After becoming a bit too comfortable with my painfully outdated editing software from 2012, I finally succumbed to peer pressure and downloaded Lightroom 2015. Well peer pressure and the pressure of my old software being unable to read the newest RAW CR2 files from my camera despite being updated. Thankfully, at one of the photography meetings for The Guardian, one of my university’s school newspapers, there was an introductory workshop on how to use Lightroom. This rendered me a bit prepared and I already knew the basics of how to import and “develop” photos on the software.
Anyone who has used Lightroom before knowns that it is essentially a really fancy photo organizer. But in order to gain experience using the adjustment tools I did the bulk of the editing for a recent portrait shoot using the program (the results of which can be found below). I have to admit that at first I struggled with basic controls, like panning once I was zoomed in on the image. Google searches were fruitless, they suggested holding down the space bar to reveal a drag and drop icon shaped like a hand. But when the hand appeared I couldn’t for the life of me get it to drag or grab anything. Eventually enough fiddling around revealed that the drop down “Navigation” menu can dictate what portion of the photo is displayed upon zooming.

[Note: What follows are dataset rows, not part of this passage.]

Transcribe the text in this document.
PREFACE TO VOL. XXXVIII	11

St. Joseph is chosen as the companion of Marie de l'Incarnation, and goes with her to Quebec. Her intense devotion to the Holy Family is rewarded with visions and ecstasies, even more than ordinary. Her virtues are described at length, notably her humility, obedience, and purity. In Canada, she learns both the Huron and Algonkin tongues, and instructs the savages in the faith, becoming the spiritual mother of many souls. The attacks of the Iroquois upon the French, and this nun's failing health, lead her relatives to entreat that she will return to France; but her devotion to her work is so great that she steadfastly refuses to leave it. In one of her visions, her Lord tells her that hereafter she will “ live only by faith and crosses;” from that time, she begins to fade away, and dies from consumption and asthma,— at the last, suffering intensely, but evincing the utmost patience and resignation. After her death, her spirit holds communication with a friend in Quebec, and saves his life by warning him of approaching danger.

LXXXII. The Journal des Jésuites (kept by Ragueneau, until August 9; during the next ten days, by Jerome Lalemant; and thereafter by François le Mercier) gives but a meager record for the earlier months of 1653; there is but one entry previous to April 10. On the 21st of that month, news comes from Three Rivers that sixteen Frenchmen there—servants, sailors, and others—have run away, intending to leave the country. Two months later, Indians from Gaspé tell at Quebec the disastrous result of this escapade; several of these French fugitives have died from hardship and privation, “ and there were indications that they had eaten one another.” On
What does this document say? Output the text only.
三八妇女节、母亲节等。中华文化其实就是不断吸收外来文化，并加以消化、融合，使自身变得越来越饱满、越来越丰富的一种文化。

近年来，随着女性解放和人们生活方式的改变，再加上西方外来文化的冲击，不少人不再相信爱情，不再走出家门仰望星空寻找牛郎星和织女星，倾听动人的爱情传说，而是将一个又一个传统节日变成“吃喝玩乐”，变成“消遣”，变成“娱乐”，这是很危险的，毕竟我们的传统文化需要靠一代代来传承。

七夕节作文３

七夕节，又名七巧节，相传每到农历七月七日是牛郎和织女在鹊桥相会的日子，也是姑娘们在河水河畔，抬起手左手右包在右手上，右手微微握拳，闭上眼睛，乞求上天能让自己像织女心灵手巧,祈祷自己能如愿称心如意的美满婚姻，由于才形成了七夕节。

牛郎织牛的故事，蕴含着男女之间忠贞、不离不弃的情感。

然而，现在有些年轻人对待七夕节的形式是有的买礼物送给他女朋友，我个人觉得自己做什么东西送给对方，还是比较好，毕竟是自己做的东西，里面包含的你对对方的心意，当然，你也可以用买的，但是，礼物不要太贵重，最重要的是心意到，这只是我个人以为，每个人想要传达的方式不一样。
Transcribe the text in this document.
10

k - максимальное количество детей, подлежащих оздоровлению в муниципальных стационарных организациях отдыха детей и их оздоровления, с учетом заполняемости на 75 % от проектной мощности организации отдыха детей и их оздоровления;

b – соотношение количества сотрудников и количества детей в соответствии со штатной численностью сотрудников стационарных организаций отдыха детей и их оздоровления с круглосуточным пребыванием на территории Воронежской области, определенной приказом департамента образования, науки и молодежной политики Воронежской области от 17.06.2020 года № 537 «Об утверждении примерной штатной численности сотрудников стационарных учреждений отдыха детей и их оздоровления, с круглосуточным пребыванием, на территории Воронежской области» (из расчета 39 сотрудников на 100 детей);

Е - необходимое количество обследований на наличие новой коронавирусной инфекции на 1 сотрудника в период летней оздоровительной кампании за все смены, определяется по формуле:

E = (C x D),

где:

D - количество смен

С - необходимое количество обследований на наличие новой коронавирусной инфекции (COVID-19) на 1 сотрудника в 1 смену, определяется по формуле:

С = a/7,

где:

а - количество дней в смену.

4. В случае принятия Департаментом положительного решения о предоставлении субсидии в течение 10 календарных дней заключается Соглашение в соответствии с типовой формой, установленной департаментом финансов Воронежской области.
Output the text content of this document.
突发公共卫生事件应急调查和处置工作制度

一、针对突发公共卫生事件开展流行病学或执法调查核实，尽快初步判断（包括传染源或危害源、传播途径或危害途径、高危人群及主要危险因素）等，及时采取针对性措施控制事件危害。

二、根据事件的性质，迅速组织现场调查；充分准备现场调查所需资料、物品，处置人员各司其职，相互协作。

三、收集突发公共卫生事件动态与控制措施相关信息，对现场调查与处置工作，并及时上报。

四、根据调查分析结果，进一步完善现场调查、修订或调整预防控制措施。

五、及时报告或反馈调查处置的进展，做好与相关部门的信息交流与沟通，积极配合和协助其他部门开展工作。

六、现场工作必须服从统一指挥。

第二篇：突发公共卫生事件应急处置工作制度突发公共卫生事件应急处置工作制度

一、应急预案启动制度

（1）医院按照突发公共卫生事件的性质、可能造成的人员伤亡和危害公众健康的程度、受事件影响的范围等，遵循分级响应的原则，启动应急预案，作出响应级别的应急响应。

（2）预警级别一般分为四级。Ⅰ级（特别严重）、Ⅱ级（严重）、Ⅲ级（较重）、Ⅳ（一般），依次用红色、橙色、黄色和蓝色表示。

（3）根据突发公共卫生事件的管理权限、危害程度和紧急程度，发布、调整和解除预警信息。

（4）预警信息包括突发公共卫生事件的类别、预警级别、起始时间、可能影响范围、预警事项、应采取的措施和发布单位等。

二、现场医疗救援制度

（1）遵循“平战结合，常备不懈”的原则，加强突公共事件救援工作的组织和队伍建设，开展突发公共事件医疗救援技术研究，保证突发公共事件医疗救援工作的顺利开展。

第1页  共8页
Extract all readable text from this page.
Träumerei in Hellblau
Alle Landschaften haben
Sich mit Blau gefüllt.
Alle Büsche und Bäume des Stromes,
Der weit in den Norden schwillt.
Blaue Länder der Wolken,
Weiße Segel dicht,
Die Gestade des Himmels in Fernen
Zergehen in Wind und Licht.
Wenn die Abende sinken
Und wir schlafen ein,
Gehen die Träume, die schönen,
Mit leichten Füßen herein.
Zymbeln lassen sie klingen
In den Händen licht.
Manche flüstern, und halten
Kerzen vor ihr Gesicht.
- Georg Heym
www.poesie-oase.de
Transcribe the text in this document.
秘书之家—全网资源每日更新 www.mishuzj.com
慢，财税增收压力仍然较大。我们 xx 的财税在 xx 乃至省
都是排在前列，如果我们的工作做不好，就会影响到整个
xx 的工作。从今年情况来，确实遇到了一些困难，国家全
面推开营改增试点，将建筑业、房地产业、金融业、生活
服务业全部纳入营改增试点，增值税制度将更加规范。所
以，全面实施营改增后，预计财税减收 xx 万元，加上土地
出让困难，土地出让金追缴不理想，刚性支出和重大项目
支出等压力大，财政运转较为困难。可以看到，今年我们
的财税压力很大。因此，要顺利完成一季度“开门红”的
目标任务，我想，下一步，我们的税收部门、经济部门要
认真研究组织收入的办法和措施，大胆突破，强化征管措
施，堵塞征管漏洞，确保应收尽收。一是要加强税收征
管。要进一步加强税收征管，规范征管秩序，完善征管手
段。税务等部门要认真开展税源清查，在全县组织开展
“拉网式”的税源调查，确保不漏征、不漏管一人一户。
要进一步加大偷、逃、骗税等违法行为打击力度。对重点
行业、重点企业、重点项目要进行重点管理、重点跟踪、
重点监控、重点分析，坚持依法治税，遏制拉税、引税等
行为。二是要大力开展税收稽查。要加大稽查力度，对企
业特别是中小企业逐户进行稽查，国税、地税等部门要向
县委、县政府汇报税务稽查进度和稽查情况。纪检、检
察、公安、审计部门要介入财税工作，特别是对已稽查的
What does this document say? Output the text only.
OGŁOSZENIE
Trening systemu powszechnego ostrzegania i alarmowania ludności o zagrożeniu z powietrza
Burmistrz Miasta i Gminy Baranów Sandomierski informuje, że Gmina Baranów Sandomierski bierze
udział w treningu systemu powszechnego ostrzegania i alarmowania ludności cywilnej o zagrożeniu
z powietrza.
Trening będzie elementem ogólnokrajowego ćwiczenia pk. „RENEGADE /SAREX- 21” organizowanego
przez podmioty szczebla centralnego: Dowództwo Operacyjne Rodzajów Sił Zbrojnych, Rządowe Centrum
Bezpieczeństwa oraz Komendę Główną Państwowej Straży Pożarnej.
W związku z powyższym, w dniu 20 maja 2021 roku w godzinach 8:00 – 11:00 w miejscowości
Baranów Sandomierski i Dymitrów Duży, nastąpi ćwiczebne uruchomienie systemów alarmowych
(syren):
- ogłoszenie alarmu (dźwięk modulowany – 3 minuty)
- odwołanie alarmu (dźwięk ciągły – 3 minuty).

More amazing discovers followed. My edits began with slight color, exposure, and sharpness adjustments in the “Basic” tab. Then I would venture down to the “Histogram” section and find “Luminance”, which has become my favorite feature, under the HSL/Color/Grayscale panel. Luminance works like a polarizing filter, and is perfect for increasing contrast, like in a white overblown sky that appeared blue when the picture was being taken.
Next, I moved to using the adjustment brush to work on minor details. I quickly learned the danger of not re-opening the brush function in the top right corner of the adjustment panel in between different brush uses, essentially creating a new layer, instead of just using the brush drop down menu. For example, I had just burned in some grass in the background, when I used the menu to change the brush effect to teeth whitening. It wasn’t until I had already completed all of the facial edits that I realized I had changed the grass burning into a patch of teeth whitening effect, thus I had a huge blotch of desaturated sad-looking grass behind the main subject. In order to correct this, I had to go into the “History” tab and undo all of my edits, fix the grass, and then re-do all of the facial editing.
One of the coolest Lightroom features has to be the way you can add adjustments to pre-existing adjustment brush options. This is something I wasn’t able to do with my old editing software and comes in handy if you want to make several changes to a specific area. I found that instead of using the “Enhance Iris” option on eyes that are darker in color, the “Clarity tool”, with an added adjustment of sharpness, creates a more realistic look.
The best feature I stumbled across in the adjustment brush selection is the “Soften skin” option. I never understood how photographers were able to make people look as if they have flawless glowing skin until using this tool. By decreasing clarity, it reduces the appearance of pores and oiliness. However, I do find the spot correction tool in Lightroom inconvenient, although admittedly I might just be bad at utilizing it. So finally, after making all my Lightroom edits, I went over to my ancient software and got rid of induvial blemishes there.